Two anti-gun advocacy groups received hundreds of thousands in taxpayer-backed loans as part of the federal government’s Paycheck Protection Program (PPP), newly released records show.
The Brady Center to Prevent Gun Violence received a loan valued between $350,000 and $1 million, and the Giffords Law Center to Prevent Gun Violence received a loan between $150,000 and $350,000.
The PPP was billed as a way for small businesses to keep their employees on the payroll during the COVID-19 lockdowns, but a variety of political advocacy groups have also taken advantage of the program.
Second Amendment Foundation (SAF) co-founder Alan M. Gottlieb blasted Brady and Giffords for using taxpayer-backed loans to lobby state and local governments to shut down gun stores.
“The Brady and Gifford groups fought to keep gun stores closed while taking taxpayer funds to stop people from being able to buy firearms and ammunition to protect themselves and their property from violence including rioters, looters and arsonists,” he said.
“More appalling is the fact that, according to their latest tax returns, the Brady and Gifford organizations have several millions of dollars in assets,” Gottlieb noted. “They did not need any taxpayer money to keep their doors open.”

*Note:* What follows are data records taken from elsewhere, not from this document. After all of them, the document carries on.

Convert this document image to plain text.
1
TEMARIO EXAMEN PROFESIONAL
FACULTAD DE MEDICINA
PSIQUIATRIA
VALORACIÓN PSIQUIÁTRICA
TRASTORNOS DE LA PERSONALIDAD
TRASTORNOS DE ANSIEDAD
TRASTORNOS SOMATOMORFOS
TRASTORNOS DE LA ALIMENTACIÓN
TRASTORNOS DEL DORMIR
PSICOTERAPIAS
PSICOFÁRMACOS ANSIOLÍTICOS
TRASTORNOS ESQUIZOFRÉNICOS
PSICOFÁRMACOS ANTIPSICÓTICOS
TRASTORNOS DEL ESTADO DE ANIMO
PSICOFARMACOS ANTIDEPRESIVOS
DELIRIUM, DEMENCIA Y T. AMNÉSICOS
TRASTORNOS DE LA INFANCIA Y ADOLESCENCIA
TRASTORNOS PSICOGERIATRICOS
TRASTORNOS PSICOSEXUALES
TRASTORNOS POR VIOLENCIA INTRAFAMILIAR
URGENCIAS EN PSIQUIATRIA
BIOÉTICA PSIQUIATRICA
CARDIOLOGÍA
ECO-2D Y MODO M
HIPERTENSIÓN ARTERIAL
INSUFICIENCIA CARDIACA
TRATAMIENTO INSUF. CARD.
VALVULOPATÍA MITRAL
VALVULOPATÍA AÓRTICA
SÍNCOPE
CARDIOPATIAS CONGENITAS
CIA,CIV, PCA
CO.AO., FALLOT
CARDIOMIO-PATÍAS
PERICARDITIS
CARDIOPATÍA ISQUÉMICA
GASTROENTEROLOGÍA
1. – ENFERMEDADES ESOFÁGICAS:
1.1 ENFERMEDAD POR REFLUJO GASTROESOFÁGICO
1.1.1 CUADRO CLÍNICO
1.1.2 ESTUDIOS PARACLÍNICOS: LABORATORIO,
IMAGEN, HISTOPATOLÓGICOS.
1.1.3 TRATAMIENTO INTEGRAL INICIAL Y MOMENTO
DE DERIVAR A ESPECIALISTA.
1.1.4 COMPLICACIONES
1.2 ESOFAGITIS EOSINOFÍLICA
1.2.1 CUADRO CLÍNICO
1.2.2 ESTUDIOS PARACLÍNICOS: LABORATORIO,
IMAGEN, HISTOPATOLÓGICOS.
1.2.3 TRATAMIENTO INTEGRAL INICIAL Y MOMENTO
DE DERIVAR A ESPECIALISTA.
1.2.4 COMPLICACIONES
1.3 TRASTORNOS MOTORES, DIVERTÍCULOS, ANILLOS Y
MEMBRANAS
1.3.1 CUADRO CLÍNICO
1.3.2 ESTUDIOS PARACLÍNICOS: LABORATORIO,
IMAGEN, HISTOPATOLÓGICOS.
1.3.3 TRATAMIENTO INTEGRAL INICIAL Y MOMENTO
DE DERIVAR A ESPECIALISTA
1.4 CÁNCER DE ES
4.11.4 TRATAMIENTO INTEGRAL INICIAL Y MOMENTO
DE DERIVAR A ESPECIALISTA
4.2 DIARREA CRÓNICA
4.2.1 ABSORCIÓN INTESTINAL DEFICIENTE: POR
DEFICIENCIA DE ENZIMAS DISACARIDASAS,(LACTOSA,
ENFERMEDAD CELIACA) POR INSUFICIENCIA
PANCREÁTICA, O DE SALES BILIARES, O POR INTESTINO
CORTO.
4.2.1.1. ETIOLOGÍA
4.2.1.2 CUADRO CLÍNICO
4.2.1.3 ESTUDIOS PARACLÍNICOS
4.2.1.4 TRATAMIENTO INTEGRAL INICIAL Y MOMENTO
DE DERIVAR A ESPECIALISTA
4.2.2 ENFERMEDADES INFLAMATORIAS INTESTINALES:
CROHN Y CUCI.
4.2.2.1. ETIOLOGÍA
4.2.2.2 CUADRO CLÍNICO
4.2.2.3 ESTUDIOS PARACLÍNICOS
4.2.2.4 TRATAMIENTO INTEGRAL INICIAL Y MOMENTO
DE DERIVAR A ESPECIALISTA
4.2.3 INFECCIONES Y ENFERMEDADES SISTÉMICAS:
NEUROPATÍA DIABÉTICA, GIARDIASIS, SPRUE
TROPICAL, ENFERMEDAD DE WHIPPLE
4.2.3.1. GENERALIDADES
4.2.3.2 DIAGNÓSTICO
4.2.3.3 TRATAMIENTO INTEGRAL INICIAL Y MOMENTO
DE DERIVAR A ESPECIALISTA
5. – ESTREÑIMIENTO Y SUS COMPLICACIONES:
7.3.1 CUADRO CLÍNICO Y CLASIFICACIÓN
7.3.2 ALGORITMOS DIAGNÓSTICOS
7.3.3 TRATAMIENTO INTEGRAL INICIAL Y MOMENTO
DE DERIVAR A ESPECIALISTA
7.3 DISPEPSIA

Gottlieb pointed out that the SAF didn’t take any taxpayer money because “that simply would not have been appropriate.” The SAF relied on donations from private individuals to combat the anti-gun lobby’s push to close gun stores during the coronavirus shutdown.

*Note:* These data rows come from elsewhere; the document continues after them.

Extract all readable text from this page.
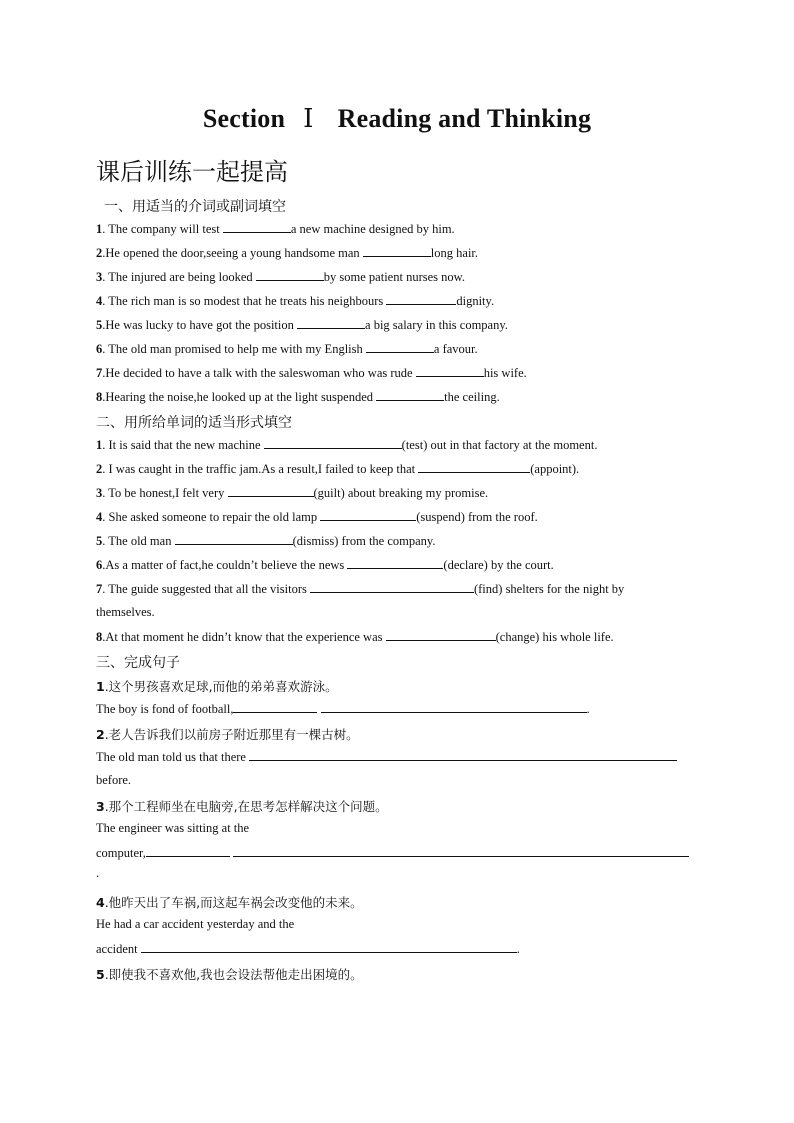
Section Ⅰ Reading and Thinking
课后训练一起提高
一、用适当的介词或副词填空
1. The company will test	a new machine designed by him.
2.He opened the door,seeing a young handsome man	long hair.
3. The injured are being looked	by some patient nurses now.
4. The rich man is so modest that he treats his neighbours	dignity.
5.He was lucky to have got the position	a big salary in this company.
6. The old man promised to help me with my English	a favour.
7.He decided to have a talk with the saleswoman who was rude	his wife.
8.Hearing the noise,he looked up at the light suspended	the ceiling.
二、用所给单词的适当形式填空
1. It is said that the new machine	(test) out in that factory at the moment.
2. I was caught in the traffic jam.As a result,I failed to keep that	(appoint).
3. To be honest,I felt very	(guilt) about breaking my promise.
4. She asked someone to repair the old lamp	(suspend) from the roof.
5. The old man	(dismiss) from the company.
6.As a matter of fact,he couldn’t believe the news	(declare) by the court.
7. The guide suggested that all the visitors	(find) shelters for the night by
themselves.
8.At that moment he didn’t know that the experience was	(change) his whole life.
三、完成句子
1.这个男孩喜欢足球,而他的弟弟喜欢游泳。
The boy is fond of football,	.
2.老人告诉我们以前房子附近那里有一棵古树。
The old man told us that there
before.
3.那个工程师坐在电脑旁,在思考怎样解决这个问题。
The engineer was sitting at the
computer,
.
4.他昨天出了车祸,而这起车祸会改变他的未来。
He had a car accident yesterday and the
accident	.
5.即使我不喜欢他,我也会设法帮他走出困境的。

“SAF had to raise hundreds of thousands of dollars from contributors to file lawsuits during the coronavirus shutdowns to keep gun stores open as essential businesses so Americans could exercise their Second Amendment rights,” Gottlieb said.
GunsAmerica reviewed the list of businesses who received more than $150,000 and confirmed that SAF is not on the list. Other gun-related businesses and organizations, however, did receive funds exceeding $150,000.
While the National Rifle Association did not make the list, the NRA-affiliated California Rifle and Pistol Association received a loan between $150,000 and $350,000.
A variety of gun shops and manufacturers also received taxpayer-backed loans, including Noveske Rifleworks ($150,000-$350,000), Connecticut Shotgun Manufacturing ($350,000-$1 million), Budsgunshop.com ($350,000-$1 million), Radical Firearms ($350,000-$1 million), Faxon Firearms ($350,000-$1 million), Taurus Holdings, Inc. ($2-5 million), Daniel Defense, Inc. ($2-5 million), and Midwest Industries, Inc. ($2-5 million).
During the height of the pandemic, both Brady and Giffords pushed hard to shut down gun stores and manufacturers.
“It’s hard to say what’s more brazen, this argument for the gun lobby that stores need to keep selling firearms to sustain law and order or that Trump bought it hook, line, and sinker,” said Giffords Executive Director Peter Ambler in an April 17 press release. “In this crisis, it’s a shame to see this industry group focus more on corporate profits than the interests of gun owners and the safety of all our communities.”
“State and local governments are taking prudent steps to slow the spread of COVID-19, including temporarily closing many businesses that are deemed ‘non-essential.’ Lawsuits and charged rhetoric calling the closure of gun stores ‘unconstitutional’ are simply wrong. These claims are baseless and this concerted effort undermines good faith and needed measures to stop the spread of COVID-19,” echoed Brady President Kris Brown in a March 29 statement.
GunsAmerica reached out to Brady and Giffords for comment but did not immediately receive a response.